It’s hard to stick to a pledge to do something every day. Remember your New Year’s resolution? Maybe you swore to go to the gym, write in your journal, or even just (gulp) floss your teeth every day. Every. Single. Day.
How’s that working out for you?
David Michael Chandler, on the other hand, makes good on his promise to post a doodle and a story accompanying the drawing every day on his Tumblr entitled, appropriately enough, The Daily Doodles.
Chandler is an aspiring screenwriter in Los Angeles who explains his reasons for starting this blog on his About page:
Thinking I was becoming a dullard and weakening my overall creative muscles because all I did was focus on my current script, I decided a good mental exercise would be to do a Daily Doodle with a neato story attached to it every ding dong day.
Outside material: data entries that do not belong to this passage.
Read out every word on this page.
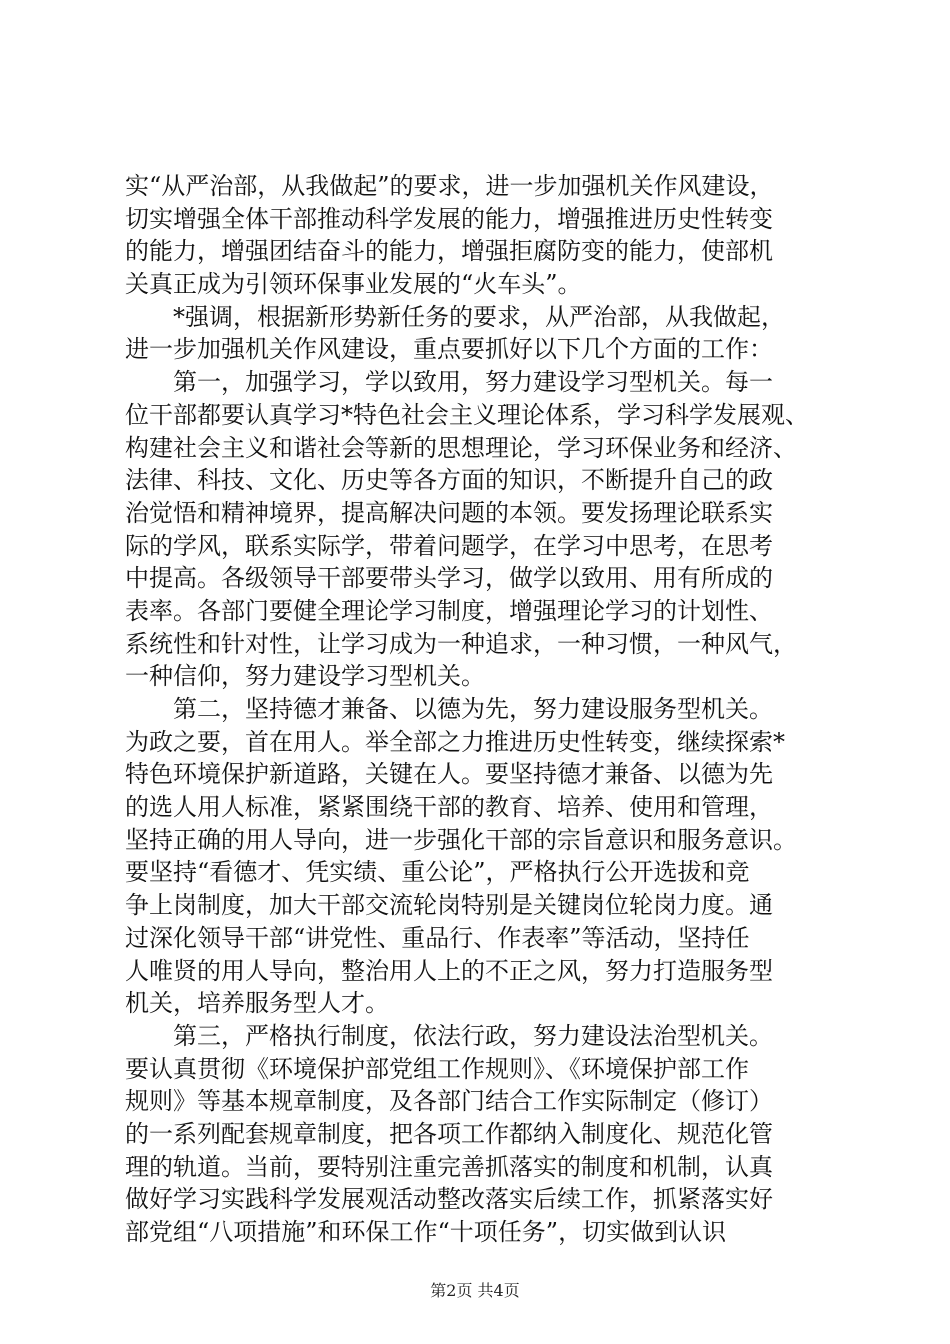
实“从严治部，从我做起”的要求，进一步加强机关作风建设，
切实增强全体干部推动科学发展的能力，增强推进历史性转变
的能力，增强团结奋斗的能力，增强拒腐防变的能力，使部机
关真正成为引领环保事业发展的“火车头”。
*强调，根据新形势新任务的要求，从严治部，从我做起，
进一步加强机关作风建设，重点要抓好以下几个方面的工作：
第一，加强学习，学以致用，努力建设学习型机关。每一
位干部都要认真学习*特色社会主义理论体系，学习科学发展观、
构建社会主义和谐社会等新的思想理论，学习环保业务和经济、
法律、科技、文化、历史等各方面的知识，不断提升自己的政
治觉悟和精神境界，提高解决问题的本领。要发扬理论联系实
际的学风，联系实际学，带着问题学，在学习中思考，在思考
中提高。各级领导干部要带头学习，做学以致用、用有所成的
表率。各部门要健全理论学习制度，增强理论学习的计划性、
系统性和针对性，让学习成为一种追求，一种习惯，一种风气，
一种信仰，努力建设学习型机关。
第二，坚持德才兼备、以德为先，努力建设服务型机关。
为政之要，首在用人。举全部之力推进历史性转变，继续探索*
特色环境保护新道路，关键在人。要坚持德才兼备、以德为先
的选人用人标准，紧紧围绕干部的教育、培养、使用和管理，
坚持正确的用人导向，进一步强化干部的宗旨意识和服务意识。
要坚持“看德才、凭实绩、重公论”，严格执行公开选拔和竞
争上岗制度，加大干部交流轮岗特别是关键岗位轮岗力度。通
过深化领导干部“讲党性、重品行、作表率”等活动，坚持任
人唯贤的用人导向，整治用人上的不正之风，努力打造服务型
机关，培养服务型人才。
第三，严格执行制度，依法行政，努力建设法治型机关。
要认真贯彻《环境保护部党组工作规则》、《环境保护部工作
规则》等基本规章制度，及各部门结合工作实际制定（修订）
的一系列配套规章制度，把各项工作都纳入制度化、规范化管
理的轨道。当前，要特别注重完善抓落实的制度和机制，认真
做好学习实践科学发展观活动整改落实后续工作，抓紧落实好
部党组“八项措施”和环保工作“十项任务”，切实做到认识
第2页 共4页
I set a time limit because I couldn’t afford to spend TOO long on these dumb Doodles (and I know myself, and I know I would keep tweaking and refining if I don’t got a time limit), and it’s a good way to just make yourself think and work.
Can’t argue with that.
The Daily Doodles features creative gems, such as this post from 1/25/2013 (it’s exactly the kind of depressing short story I personally adore):
“A Different Life”
The whirring of the ceiling fan blends into a silent soothing hum, as Kyle feels himself get lost in the hypnotic blades circling endlessly above.
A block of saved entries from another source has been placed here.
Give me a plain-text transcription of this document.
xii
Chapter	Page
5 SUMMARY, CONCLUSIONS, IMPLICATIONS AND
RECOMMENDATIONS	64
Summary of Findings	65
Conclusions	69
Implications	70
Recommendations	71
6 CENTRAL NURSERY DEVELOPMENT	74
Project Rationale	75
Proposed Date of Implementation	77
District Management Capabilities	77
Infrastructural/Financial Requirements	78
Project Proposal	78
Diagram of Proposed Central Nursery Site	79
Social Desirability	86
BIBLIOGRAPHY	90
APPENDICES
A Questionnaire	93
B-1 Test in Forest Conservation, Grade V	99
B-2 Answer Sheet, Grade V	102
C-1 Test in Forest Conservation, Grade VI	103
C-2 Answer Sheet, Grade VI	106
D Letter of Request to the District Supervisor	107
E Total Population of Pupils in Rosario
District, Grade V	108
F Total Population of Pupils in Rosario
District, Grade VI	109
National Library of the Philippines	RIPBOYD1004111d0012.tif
The cool gentle air brushes his arms and face, but it doesn’t feel real… as if he’s not meant to be here, right now, in this life. An empty sensation creeps over him, one he has felt in the quiet moments of night, and he senses what could only be his soul hovering above his shell of a body.
Could he have had a different life? One without a job, three kids, and an understanding wife? To think of his life now, it doesn’t feel like his own… like he’s just a passenger on a train following tracks laid down long before he got here. He can’t even quite articulate completely what is tingling in the back of his brain, but it’s there.
He can see himself on an airplane, flying somewhere, anywhere, alone… but that doesn’t quite feel real either. It’s just another “this”.
And maybe that version of him on that airplane feels the same. Nothing changes.
Reality sucks back into his consciousness, as he hears his wife and kids playing in the hallway, their existence reminding him that he forgot to go to the grocery store for eggs and cereal.